Yelp might maintain one of the most popular crowdsourced business directories in the world with over 33 million unique monthly visitors, but its software developers aren’t just twiddling their thumbs. Case in point? The San Francisco company today detailed Bento, an open source Java and Kotlin toolset for building modularized Android user interfaces.
“The Bento framework makes it easy to break down complex interfaces into a set of easy to understand, modular, dynamic, and testable components,” explained Argo in a blog post. “[It] was made to be progressively introduced into an existing application. You don’t need to rewrite your app from scratch or rethink your entire application architecture.”

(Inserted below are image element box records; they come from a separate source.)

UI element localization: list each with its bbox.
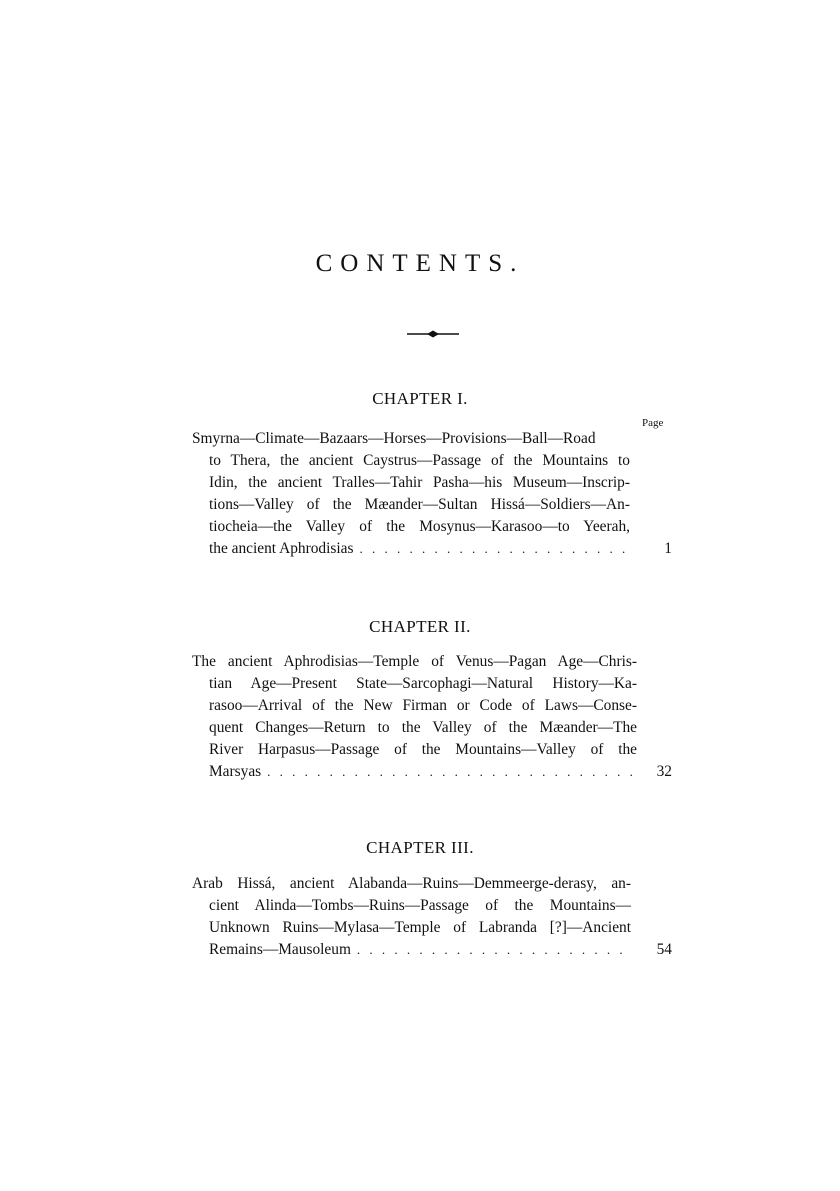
chapter-3-heading: CHAPTER III.	[366, 838, 474, 857]
chapter-1-page-number: 1	[664, 540, 672, 557]
chapter-2-heading: CHAPTER II.	[369, 617, 471, 636]
chapter-1-line-2: to Thera, the ancient Caystrus—Passage of the Mountains to	[209, 452, 630, 469]
chapter-2-line-5: River Harpasus—Passage of the Mountains—Valley of the	[209, 741, 637, 758]
contents-title: CONTENTS.	[315, 250, 525, 277]
chapter-1-line-1: Smyrna—Climate—Bazaars—Horses—Provisions—Ball—Road	[192, 430, 596, 447]
leader-dots	[357, 939, 632, 961]
page-column-label: Page	[642, 417, 664, 429]
chapter-1-line-6: the ancient Aphrodisias	[209, 540, 354, 557]
chapter-2-line-3: rasoo—Arrival of the New Firman or Code of Laws—Conse-	[209, 697, 637, 714]
chapter-2-line-6: Marsyas	[209, 763, 262, 780]
chapter-3-line-1: Arab Hissá, ancient Alabanda—Ruins—Demmeerge-derasy, an-	[192, 875, 631, 892]
leader-dots	[267, 761, 632, 783]
chapter-1-line-4: tions—Valley of the Mæander—Sultan Hissá—Soldiers—An-	[209, 496, 630, 513]
chapter-2-line-4: quent Changes—Return to the Valley of the Mæander—The	[209, 719, 637, 736]
chapter-1-summary	[192, 428, 672, 560]
chapter-2-page-number: 32	[656, 763, 672, 780]
chapter-2-line-1: The ancient Aphrodisias—Temple of Venus—Pagan Age—Chris-	[192, 653, 637, 670]
chapter-2-summary	[192, 651, 672, 783]
ornament-divider	[407, 327, 459, 341]
chapter-2-line-2: tian Age—Present State—Sarcophagi—Natural History—Ka-	[209, 675, 637, 692]
chapter-3-last-line	[192, 939, 672, 961]
chapter-3-line-2: cient Alinda—Tombs—Ruins—Passage of the Mountains—	[209, 897, 631, 914]
chapter-1-line-3: Idin, the ancient Tralles—Tahir Pasha—his Museum—Inscrip-	[209, 474, 630, 491]
chapter-3-summary	[192, 873, 672, 961]
chapter-1-heading: CHAPTER I.	[372, 389, 468, 408]
chapter-1-line-5: tiocheia—the Valley of the Mosynus—Karasoo—to Yeerah,	[209, 518, 630, 535]
chapter-2-last-line	[192, 761, 672, 783]
chapter-1-last-line	[192, 538, 672, 560]
chapter-3-line-4: Remains—Mausoleum	[209, 941, 351, 958]
chapter-3-page-number: 54	[656, 941, 672, 958]
leader-dots	[359, 538, 632, 560]
chapter-3-line-3: Unknown Ruins—Mylasa—Temple of Labranda [?]—Ancient	[209, 919, 631, 936]
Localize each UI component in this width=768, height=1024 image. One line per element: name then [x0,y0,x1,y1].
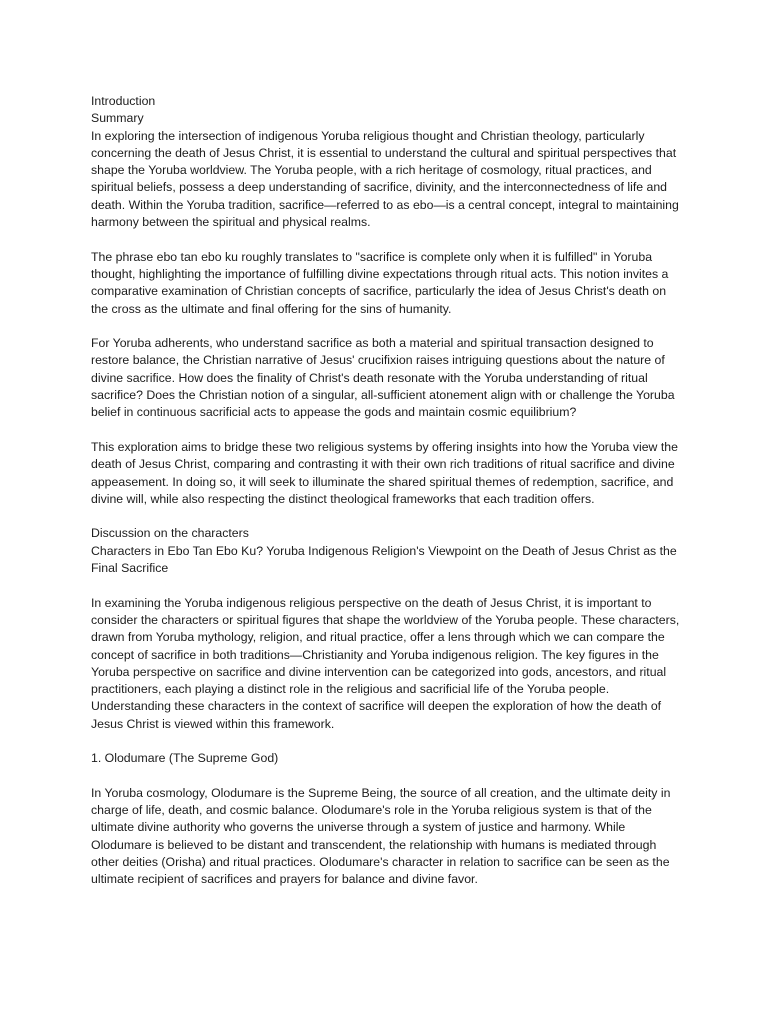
characters-intro-paragraph: In examining the Yoruba indigenous religious perspective on the death of Jesus Christ, it is important to consider the characters or spiritual figures that shape the worldview of the Yoruba people. These characters, drawn from Yoruba mythology, religion, and ritual practice, offer a lens through which we can compare the concept of sacrifice in both traditions—Christianity and Yoruba indigenous religion. The key figures in the Yoruba perspective on sacrifice and divine intervention can be categorized into gods, ancestors, and ritual practitioners, each playing a distinct role in the religious and sacrificial life of the Yoruba people. Understanding these characters in the context of sacrifice will deepen the exploration of how the death of Jesus Christ is viewed within this framework. [91,595,680,731]
item-1-heading: 1. Olodumare (The Supreme God) [91,751,279,766]
intro-paragraph-1: In exploring the intersection of indigenous Yoruba religious thought and Christian theology, particularly concerning the death of Jesus Christ, it is essential to understand the cultural and spiritual perspectives that shape the Yoruba worldview. The Yoruba people, with a rich heritage of cosmology, ritual practices, and spiritual beliefs, possess a deep understanding of sacrifice, divinity, and the interconnectedness of life and death. Within the Yoruba tradition, sacrifice—referred to as ebo—is a central concept, integral to maintaining harmony between the spiritual and physical realms. [91,128,679,230]
item-1-paragraph: In Yoruba cosmology, Olodumare is the Supreme Being, the source of all creation, and the ultimate deity in charge of life, death, and cosmic balance. Olodumare's role in the Yoruba religious system is that of the ultimate divine authority who governs the universe through a system of justice and harmony. While Olodumare is believed to be distant and transcendent, the relationship with humans is mediated through other deities (Orisha) and ritual practices. Olodumare's character in relation to sacrifice can be seen as the ultimate recipient of sacrifices and prayers for balance and divine favor. [91,785,671,887]
intro-paragraph-2: The phrase ebo tan ebo ku roughly translates to "sacrifice is complete only when it is fulfilled" in Yoruba thought, highlighting the importance of fulfilling divine expectations through ritual acts. This notion invites a comparative examination of Christian concepts of sacrifice, particularly the idea of Jesus Christ's death on the cross as the ultimate and final offering for the sins of humanity. [91,249,669,316]
intro-paragraph-4: This exploration aims to bridge these two religious systems by offering insights into how the Yoruba view the death of Jesus Christ, comparing and contrasting it with their own rich traditions of ritual sacrifice and divine appeasement. In doing so, it will seek to illuminate the shared spiritual themes of redemption, sacrifice, and divine will, while also respecting the distinct theological frameworks that each tradition offers. [91,439,678,506]
intro-paragraph-3: For Yoruba adherents, who understand sacrifice as both a material and spiritual transaction designed to restore balance, the Christian narrative of Jesus' crucifixion raises intriguing questions about the nature of divine sacrifice. How does the finality of Christ's death resonate with the Yoruba understanding of ritual sacrifice? Does the Christian notion of a singular, all-sufficient atonement align with or challenge the Yoruba belief in continuous sacrificial acts to appease the gods and maintain cosmic equilibrium? [91,336,675,420]
heading-discussion: Discussion on the characters [91,526,249,541]
section-title: Characters in Ebo Tan Ebo Ku? Yoruba Indigenous Religion's Viewpoint on the Death of Jesus Christ as the Final Sacrifice [91,543,677,576]
document-page [91,93,681,889]
heading-summary: Summary [91,111,144,126]
heading-introduction: Introduction [91,94,156,108]
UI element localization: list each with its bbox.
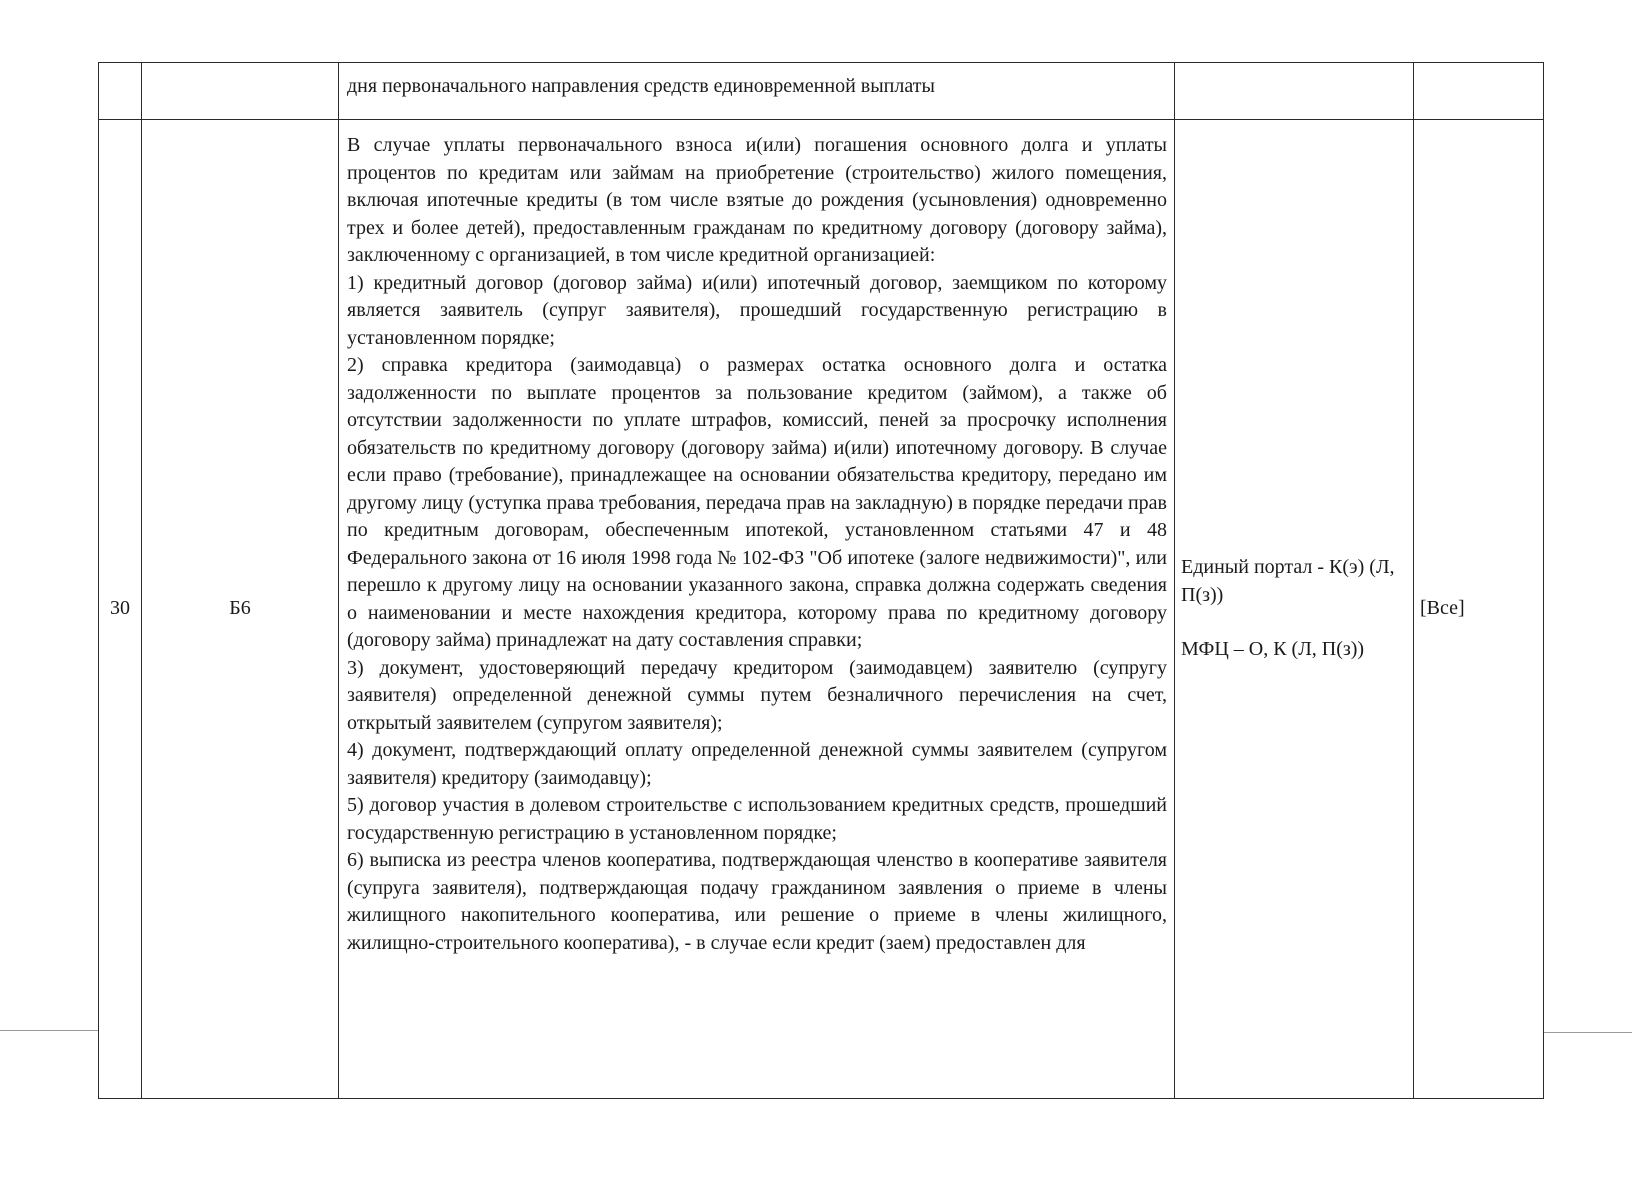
description-paragraph: 1) кредитный договор (договор займа) и(или) ипотечный договор, заемщиком по которому является заявитель (супруг заявителя), прошедший государственную регистрацию в установленном порядке; (347, 271, 1167, 349)
document-description-cell (339, 63, 1175, 120)
table-row (99, 63, 1544, 120)
description-paragraph: В случае уплаты первоначального взноса и(или) погашения основного долга и уплаты процентов по кредитам или займам на приобретение (строительство) жилого помещения, включая ипотечные кредиты (в том числе взятые до рождения (усыновления) одновременно трех и более детей), предоставленным гражданам по кредитному договору (договору займа), заключенному с организацией, в том числе кредитной организацией: (347, 134, 1167, 266)
document-description-cell (339, 120, 1175, 1099)
row-number-cell: 30 (99, 120, 142, 1099)
description-paragraph: 4) документ, подтверждающий оплату определенной денежной суммы заявителем (супругом заявителя) кредитору (заимодавцу); (347, 739, 1167, 789)
description-paragraph: 2) справка кредитора (заимодавца) о размерах остатка основного долга и остатка задолженности по выплате процентов за пользование кредитом (займом), а также об отсутствии задолженности по уплате штрафов, комиссий, пеней за просрочку исполнения обязательств по кредитному договору (договору займа) и(или) ипотечному договору. В случае если право (требование), принадлежащее на основании обязательства кредитору, передано им другому лицу (уступка права требования, передача прав на закладную) в порядке передачи прав по кредитным договорам, обеспеченным ипотекой, установленном статьями 47 и 48 Федерального закона от 16 июля 1998 года № 102-ФЗ "Об ипотеке (залоге недвижимости)", или перешло к другому лицу на основании указанного закона, справка должна содержать сведения о наименовании и месте нахождения кредитора, которому права по кредитному договору (договору займа) принадлежат на дату составления справки; (347, 354, 1167, 651)
scan-artifact-line (0, 1030, 98, 1031)
description-paragraph: 6) выписка из реестра членов кооператива, подтверждающая членство в кооперативе заявителя (супруга заявителя), подтверждающая подачу гражданином заявления о приеме в члены жилищного накопительного кооператива, или решение о приеме в члены жилищного, жилищно-строительного кооператива), - в случае если кредит (заем) предоставлен для (347, 849, 1167, 954)
applicability-cell (1414, 63, 1544, 120)
row-number-cell (99, 63, 142, 120)
applicability-cell: [Все] (1414, 120, 1544, 1099)
document-code-cell (142, 63, 339, 120)
document-code-cell: Б6 (142, 120, 339, 1099)
scan-artifact-line (1544, 1032, 1632, 1033)
description-paragraph: 5) договор участия в долевом строительстве с использованием кредитных средств, прошедший государственную регистрацию в установленном порядке; (347, 794, 1167, 844)
description-paragraph: 3) документ, удостоверяющий передачу кредитором (заимодавцем) заявителю (супругу заявителя) определенной денежной суммы путем безналичного перечисления на счет, открытый заявителем (супругом заявителя); (347, 656, 1167, 734)
document-table (98, 62, 1544, 1099)
submission-channels-cell (1175, 120, 1414, 1099)
submission-channels-cell (1175, 63, 1414, 120)
description-paragraph: дня первоначального направления средств единовременной выплаты (347, 75, 935, 97)
channel-item: Единый портал - К(э) (Л, П(з)) (1181, 556, 1395, 606)
table-row (99, 120, 1544, 1099)
channel-item: МФЦ – О, К (Л, П(з)) (1181, 638, 1365, 661)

Bento, whose namesake is the iconic compartmentalized Japanese lunch container, provides a framework to orchestrate different view types and the position of items within lists. Its approach stands in contrast to most Android apps with list-based interfaces, which reference ordered lists of data and create on-screen views for each item.
Bento groups different views (along with their display and interaction logic) into Components, or self-contained elements that provide data items. Components can be anything from text views to horizontal carousels; data items are bound to views with an associated class (ComponentViewHolder), while view holders bind Components to views to handle interactions.
Bento can add, remove, and insert components dynamically into user interfaces, and it provides an abstraction that can be used to apply its functionality to different view types. Better yet, Components don’t require any dependencies, which makes testing their programming logic and ensuring everything’s displayed properly a tad easier.
Moreover, Bento Components are reusable — a Component created for one environment can be reused across many different screens — and they’re highly scalable. There’s no limit to the number of Components a project can have, and because they’re modular in nature, they can be assigned to particular teams or developers for bug triage and maintenance.
“Bento is still growing, and is by no means perfect or complete,” wrote Argo, “We have several areas which we’d like to improve, mostly centered around performance. [But] Bento has helped our Android app development scale and allowed us to execute new features efficiently and reliably … [and] we’re always looking for new contributors to the project.”
Yelp’s Bento framework is available on GitHub in open source under the Apache license.